A neon night at Nitro Club, Boulder’s last and only strip club

A Moth by Sundown

By Edward Simpson Aug 28 2019

Editor’s note: With the closing of North Boulder’s Bus Stop last year, there’s only one strip club left in Boulder, Nitro Club, located in an alley just south of the Pearl Street Mall between Broadway Ave. and 11th Street. Opened in 2007, the club has survived battles with the city to remain. The below is a chronicle of a recent Nitro Club experience by BDLRfly writer Edward Simpson.

I just wanted to get a few drinks, knick a spot that didn’t seem like it belonged.

On the Pearl Street Mall, families and lovers strolled, kids ate ice cream, street entertainers drummed plastic buckets, a man on a tower of chairs juggled flaming knives, and fortune tellers advised listeners to follow constellations.

So I haunted the North Star and crawled into the Sundown Saloon to find loose magic. I grabbed a beer, found a perch, and watched patrons shoot pool. Guys showed girls how to take shots. Girls acted like they didn’t know how to play.

Here in America, we were still playing out casualties, and it was nice to think I could profit off a gamble, but I wasn’t there for that.

I went to take a piss; I flushed and ran out the rear exit. I stumbled up the steps loony, caught by the moon’s intention. Moths racketeered the street lamp.

The ambient melancholy settled on casual smokers. A hand rested on a boy’s back. He was looking at the ground, clutching his stomach. A girl stroked his hair. A girl in a sachet let the wind wrap around her. A stream of tobacco fell off rogue lips.

Neon Night

Entering Nitro, the bouncer stood with his arms crossed. He asked me for money, and I forked it over to fall into another room. The door handle was gold. The music was low.

I found a seat by the bar and ordered a beer. The air was pink. A girl appeared, a ghost in a silver dress, whispering she liked my floral pattern. It was all dandy. She perched by my ear and said, “Hi.” She asked how I wound up here. I told her I was there to write a story. She said she met three writers already and I asked for a gun.

It was a polite beer. I asked her what I need to pay attention to and she said the next song. “I’m going on if you want to throw your dollars south.”

Despite her sly demeanor, I sipped my beer and watched her leave her dress to gravity. She was sharp and serpentined up to wide legs and a stack of dollars. She bit the neon as she arched her back. Red auras manipulated around her silhouette. She clacked her heels together. This was not Kansas.

An older gentleman watched from corner stage. A guy tucked a dollar into a tall blonde’s g-string while his girlfriend watched. Jesus held a dollar to the wind, toes poking out of his sandals.

The bartender stood in blue, drying a glass. Cottonmouth was hunkering. I began to understand how and why a lusty dive carved into the underbelly of Boulder was an alternate dimension.

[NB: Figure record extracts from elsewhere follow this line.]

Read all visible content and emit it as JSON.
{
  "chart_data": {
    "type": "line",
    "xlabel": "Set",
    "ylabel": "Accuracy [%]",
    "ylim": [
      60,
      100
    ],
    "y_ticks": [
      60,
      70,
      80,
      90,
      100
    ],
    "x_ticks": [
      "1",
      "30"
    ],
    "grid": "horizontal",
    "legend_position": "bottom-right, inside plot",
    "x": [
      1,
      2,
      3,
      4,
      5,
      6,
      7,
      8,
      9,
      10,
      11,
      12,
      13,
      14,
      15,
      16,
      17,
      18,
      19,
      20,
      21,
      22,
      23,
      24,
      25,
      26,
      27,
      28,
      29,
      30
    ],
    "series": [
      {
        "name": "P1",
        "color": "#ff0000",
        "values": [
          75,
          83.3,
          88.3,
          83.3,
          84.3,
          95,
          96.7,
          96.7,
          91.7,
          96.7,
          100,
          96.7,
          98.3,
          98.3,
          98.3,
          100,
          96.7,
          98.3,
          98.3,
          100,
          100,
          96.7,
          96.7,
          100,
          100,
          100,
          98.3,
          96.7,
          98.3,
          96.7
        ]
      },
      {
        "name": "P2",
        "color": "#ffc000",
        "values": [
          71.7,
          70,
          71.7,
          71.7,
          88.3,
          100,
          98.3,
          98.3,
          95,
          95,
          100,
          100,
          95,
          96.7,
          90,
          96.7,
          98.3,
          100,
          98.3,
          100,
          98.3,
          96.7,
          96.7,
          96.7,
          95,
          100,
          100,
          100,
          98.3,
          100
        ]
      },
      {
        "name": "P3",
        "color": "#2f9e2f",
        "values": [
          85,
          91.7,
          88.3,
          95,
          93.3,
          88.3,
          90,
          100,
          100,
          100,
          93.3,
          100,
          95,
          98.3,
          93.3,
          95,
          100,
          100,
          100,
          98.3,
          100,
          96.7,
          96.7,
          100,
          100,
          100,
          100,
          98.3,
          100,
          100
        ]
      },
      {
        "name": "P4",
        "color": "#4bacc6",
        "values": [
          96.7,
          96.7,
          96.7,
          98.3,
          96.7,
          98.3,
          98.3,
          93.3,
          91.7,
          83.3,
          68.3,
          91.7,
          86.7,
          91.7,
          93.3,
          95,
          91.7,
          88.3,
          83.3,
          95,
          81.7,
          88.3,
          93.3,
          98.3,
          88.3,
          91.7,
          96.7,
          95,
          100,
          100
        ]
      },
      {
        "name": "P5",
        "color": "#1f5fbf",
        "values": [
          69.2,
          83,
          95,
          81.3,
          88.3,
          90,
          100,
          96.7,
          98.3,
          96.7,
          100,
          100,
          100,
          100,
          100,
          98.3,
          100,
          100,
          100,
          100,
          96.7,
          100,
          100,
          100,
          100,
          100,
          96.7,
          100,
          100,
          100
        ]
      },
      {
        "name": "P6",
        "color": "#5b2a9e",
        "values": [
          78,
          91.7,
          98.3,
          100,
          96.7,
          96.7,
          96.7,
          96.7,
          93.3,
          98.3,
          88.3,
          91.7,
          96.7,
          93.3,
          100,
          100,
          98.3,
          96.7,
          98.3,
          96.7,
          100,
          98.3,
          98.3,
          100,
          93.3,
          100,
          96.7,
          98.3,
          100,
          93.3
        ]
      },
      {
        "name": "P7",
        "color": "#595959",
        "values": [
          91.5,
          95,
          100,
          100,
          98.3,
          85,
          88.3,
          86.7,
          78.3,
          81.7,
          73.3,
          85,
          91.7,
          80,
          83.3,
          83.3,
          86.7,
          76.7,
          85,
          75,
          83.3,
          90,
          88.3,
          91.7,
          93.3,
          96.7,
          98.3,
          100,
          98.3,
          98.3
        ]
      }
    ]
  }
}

Nitro’s back alley by day. A very different scene. Photo: Tatyana Sharpton

The economy was stimulated. The lonely were saved from their homes. College girls were making well below their pay-grade.

I sat by the stage. The red light kissed my knees. A new duo took the stage, a new demeanor, its own striation.

She crooned by the pole, flipped into the rafters, came down like a feather. People were smiling. Snakes hugged my ankles. The bartender fueled my ambitions. If I let the melancholy take hold, it would feel delicately dandelion. I must’ve fallen in love five times.

A girl had a boy and dog on her hips. One girl had fire in her hair. A brunette was a crane in another life. The audience gawked in a form of worship. She took his hand and lead him where no one could see, told him secrets for three minutes, and returned by the song.

Return

Back in the low whispers of street drunks, I was so drowsy in love.

Gold bled from restaurant signs. People intertwined in glass. The Flatirons loomed like dark giants over Boulder, extending a somber shadow in the evening.

Executives drove their sharks home. Couples had their doubts. Wives became mothers. Sons and daughters came out. Mothers and fathers became swingers. Someone would drink whiskey from the cabinet. Someone would cry. Someone would masturbate and go to sleep. Someone would play Xbox.

Surely, it would all be okay behind closed doors.

The establishment would be hollow by morning. America would still thrive in the muzzled mouth of suburbia — a gold molar hidden in photography — a temporary fortune — a reflection in a storefront window, huddled, walking in the scent of someone else’s perfume.